Resource scientists have recently shown virtually unqualified support for managing fisheries with marine reserves, signifying a new resource management paradigm that recognizes the importance of spatial processes in both untouched and exploited systems. Biologists promoting reserves have based such support on simplifying assumptions about harvester behavior. This thesis shows that these naive assumptions about the spatial distribution of fishing effort before and after reserve creation severely bias predicted outcomes, generally overstating the beneficial effects of reserves.

This thesis presents a fully integrated, spatial bioeconomic model of the northern California red sea urchin fishery. The model is the first attempt to marry a spatially explicit metapopulation model of a fishery with an empirical economic model of harvester behavior. The biological model is calibrated with parameters representing best available knowledge of natality, growth, mortality, and· oceanographic dispersal mechanisms. The model of spatial behavior is estimated using a large panel data set of urchin harvester decisions, which are recorded in logbooks and on landings tickets.

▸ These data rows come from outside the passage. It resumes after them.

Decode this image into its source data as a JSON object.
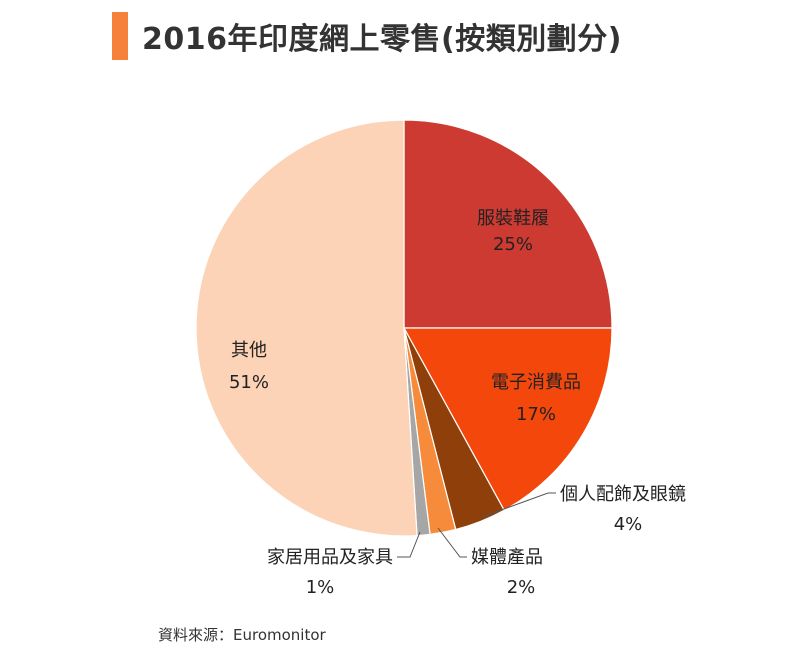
{
  "header": {
    "title": "2016年印度網上零售(按類別劃分)"
  },
  "chart_data": {
    "type": "pie",
    "title": "2016年印度網上零售(按類別劃分)",
    "unit": "%",
    "slices": [
      {
        "name": "服裝鞋履",
        "value": 25,
        "value_label": "25%",
        "color": "#cd3a32"
      },
      {
        "name": "電子消費品",
        "value": 17,
        "value_label": "17%",
        "color": "#f4470c"
      },
      {
        "name": "個人配飾及眼鏡",
        "value": 4,
        "value_label": "4%",
        "color": "#8f3f0a"
      },
      {
        "name": "媒體產品",
        "value": 2,
        "value_label": "2%",
        "color": "#f78b3c"
      },
      {
        "name": "家居用品及家具",
        "value": 1,
        "value_label": "1%",
        "color": "#a6a6a6"
      },
      {
        "name": "其他",
        "value": 51,
        "value_label": "51%",
        "color": "#fcd3b6"
      }
    ]
  },
  "footer": {
    "source": "資料來源：Euromonitor"
  }
}
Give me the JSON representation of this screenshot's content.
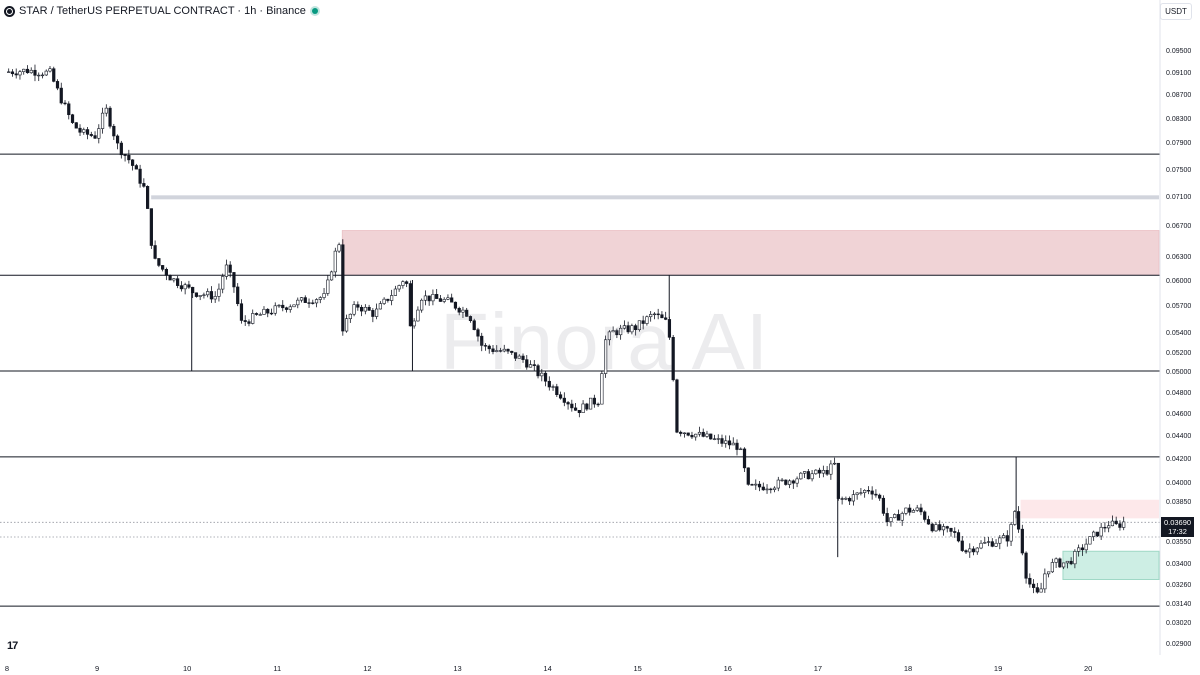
{
  "header": {
    "title": "STAR / TetherUS PERPETUAL CONTRACT · 1h · Binance"
  },
  "unit_button": "USDT",
  "watermark": "Finora AI",
  "logo_text": "17",
  "last_price": {
    "value": "0.03690",
    "countdown": "17:32"
  },
  "colors": {
    "up": "#131722",
    "down": "#131722",
    "supply_zone": "#f0d3d6",
    "light_supply_zone": "#fde8ea",
    "demand_zone": "#cdeee4",
    "demand_border": "#9fd8c6",
    "gray_band": "#d1d4dc",
    "live_dot": "#089981"
  },
  "chart_data": {
    "type": "candlestick",
    "title": "STAR / TetherUS PERPETUAL CONTRACT · 1h · Binance",
    "xlabel": "",
    "ylabel": "",
    "x_ticks": [
      "8",
      "9",
      "10",
      "11",
      "12",
      "13",
      "14",
      "15",
      "16",
      "17",
      "18",
      "19",
      "20"
    ],
    "y_ticks": [
      "0.09500",
      "0.09100",
      "0.08700",
      "0.08300",
      "0.07900",
      "0.07500",
      "0.07100",
      "0.06700",
      "0.06300",
      "0.06000",
      "0.05700",
      "0.05400",
      "0.05200",
      "0.05000",
      "0.04800",
      "0.04600",
      "0.04400",
      "0.04200",
      "0.04000",
      "0.03850",
      "0.03550",
      "0.03400",
      "0.03260",
      "0.03140",
      "0.03020",
      "0.02900"
    ],
    "horizontal_levels": [
      0.0772,
      0.0606,
      0.05,
      0.0421,
      0.0312
    ],
    "dotted_levels": [
      0.0369,
      0.0358
    ],
    "zones": [
      {
        "kind": "supply",
        "from_day": 11.72,
        "to_day": 20.82,
        "low": 0.0606,
        "high": 0.0663
      },
      {
        "kind": "gray-band",
        "from_day": 9.6,
        "to_day": 20.82,
        "low": 0.0708,
        "high": 0.0711
      },
      {
        "kind": "light-supply",
        "from_day": 19.25,
        "to_day": 20.82,
        "low": 0.0372,
        "high": 0.0386
      },
      {
        "kind": "demand",
        "from_day": 19.72,
        "to_day": 20.82,
        "low": 0.0329,
        "high": 0.0348
      }
    ],
    "wick_spikes": [
      {
        "day": 10.05,
        "low": 0.05,
        "high": 0.059
      },
      {
        "day": 12.5,
        "low": 0.05,
        "high": 0.06
      },
      {
        "day": 15.35,
        "low": 0.0555,
        "high": 0.0606
      },
      {
        "day": 17.22,
        "low": 0.0344,
        "high": 0.04
      },
      {
        "day": 19.2,
        "low": 0.0372,
        "high": 0.0421
      }
    ],
    "price_path": [
      [
        8.0,
        0.091
      ],
      [
        8.25,
        0.0913
      ],
      [
        8.5,
        0.0908
      ],
      [
        8.6,
        0.087
      ],
      [
        8.75,
        0.082
      ],
      [
        8.85,
        0.0805
      ],
      [
        9.0,
        0.08
      ],
      [
        9.12,
        0.0845
      ],
      [
        9.25,
        0.0785
      ],
      [
        9.4,
        0.076
      ],
      [
        9.55,
        0.072
      ],
      [
        9.65,
        0.0625
      ],
      [
        9.85,
        0.0602
      ],
      [
        10.1,
        0.0585
      ],
      [
        10.35,
        0.058
      ],
      [
        10.45,
        0.0618
      ],
      [
        10.55,
        0.059
      ],
      [
        10.62,
        0.055
      ],
      [
        10.8,
        0.0558
      ],
      [
        11.0,
        0.0565
      ],
      [
        11.3,
        0.0575
      ],
      [
        11.55,
        0.058
      ],
      [
        11.68,
        0.064
      ],
      [
        11.72,
        0.065
      ],
      [
        11.75,
        0.0545
      ],
      [
        11.9,
        0.057
      ],
      [
        12.1,
        0.056
      ],
      [
        12.35,
        0.059
      ],
      [
        12.45,
        0.0605
      ],
      [
        12.5,
        0.0545
      ],
      [
        12.62,
        0.058
      ],
      [
        12.9,
        0.0575
      ],
      [
        13.15,
        0.056
      ],
      [
        13.3,
        0.0525
      ],
      [
        13.55,
        0.052
      ],
      [
        13.75,
        0.0512
      ],
      [
        13.95,
        0.0495
      ],
      [
        14.2,
        0.0475
      ],
      [
        14.35,
        0.0462
      ],
      [
        14.5,
        0.047
      ],
      [
        14.6,
        0.0472
      ],
      [
        14.65,
        0.053
      ],
      [
        14.75,
        0.054
      ],
      [
        15.0,
        0.0545
      ],
      [
        15.2,
        0.056
      ],
      [
        15.35,
        0.055
      ],
      [
        15.4,
        0.052
      ],
      [
        15.45,
        0.0445
      ],
      [
        15.7,
        0.044
      ],
      [
        15.9,
        0.0435
      ],
      [
        16.15,
        0.043
      ],
      [
        16.25,
        0.0395
      ],
      [
        16.55,
        0.0398
      ],
      [
        16.85,
        0.0405
      ],
      [
        17.1,
        0.0408
      ],
      [
        17.22,
        0.0415
      ],
      [
        17.25,
        0.0385
      ],
      [
        17.4,
        0.0388
      ],
      [
        17.6,
        0.0395
      ],
      [
        17.7,
        0.0388
      ],
      [
        17.8,
        0.0368
      ],
      [
        18.0,
        0.0378
      ],
      [
        18.15,
        0.0378
      ],
      [
        18.3,
        0.0365
      ],
      [
        18.55,
        0.036
      ],
      [
        18.65,
        0.0348
      ],
      [
        18.8,
        0.0352
      ],
      [
        19.0,
        0.0355
      ],
      [
        19.15,
        0.0358
      ],
      [
        19.2,
        0.038
      ],
      [
        19.28,
        0.0355
      ],
      [
        19.32,
        0.0335
      ],
      [
        19.4,
        0.0322
      ],
      [
        19.48,
        0.0318
      ],
      [
        19.55,
        0.0335
      ],
      [
        19.65,
        0.034
      ],
      [
        19.8,
        0.034
      ],
      [
        19.95,
        0.035
      ],
      [
        20.1,
        0.036
      ],
      [
        20.25,
        0.0368
      ],
      [
        20.35,
        0.0366
      ],
      [
        20.4,
        0.0369
      ]
    ]
  }
}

The economic model tracks repeated decisions that take place on different time and spatial scales. Harvesters make daily decisions about whether to fish and where to fish, conditioned on home ports. On longer time scales, harvesters select a home port, choose between northern and southern California regions, and decide whether to drop out of the fishery. Combining a Random Utility Model with Seemingly Unrelated Regressions, the model predicts the aggregate supply response of fishing effort and the spatial allocation of effort as a function of relative economic payoffs. The economic model is integrated with the biological model to endogenize effort, harvest, biomass levels, and reproductive performance of the population.

The integrated model is used to explore the efficacy of marine reserve formation under realistic assumptions about the determinants of total effort and its spatial distribution. Contrary to the dominant biological modeling conclusions based on naive assumptions, realistic behavioral assumptions lead mostly to pessimistic conclusions about the potential of marine reserves. The thesis results ultimately cast doubt on many of the arguments made by those who advocate closures to enhance fisheries.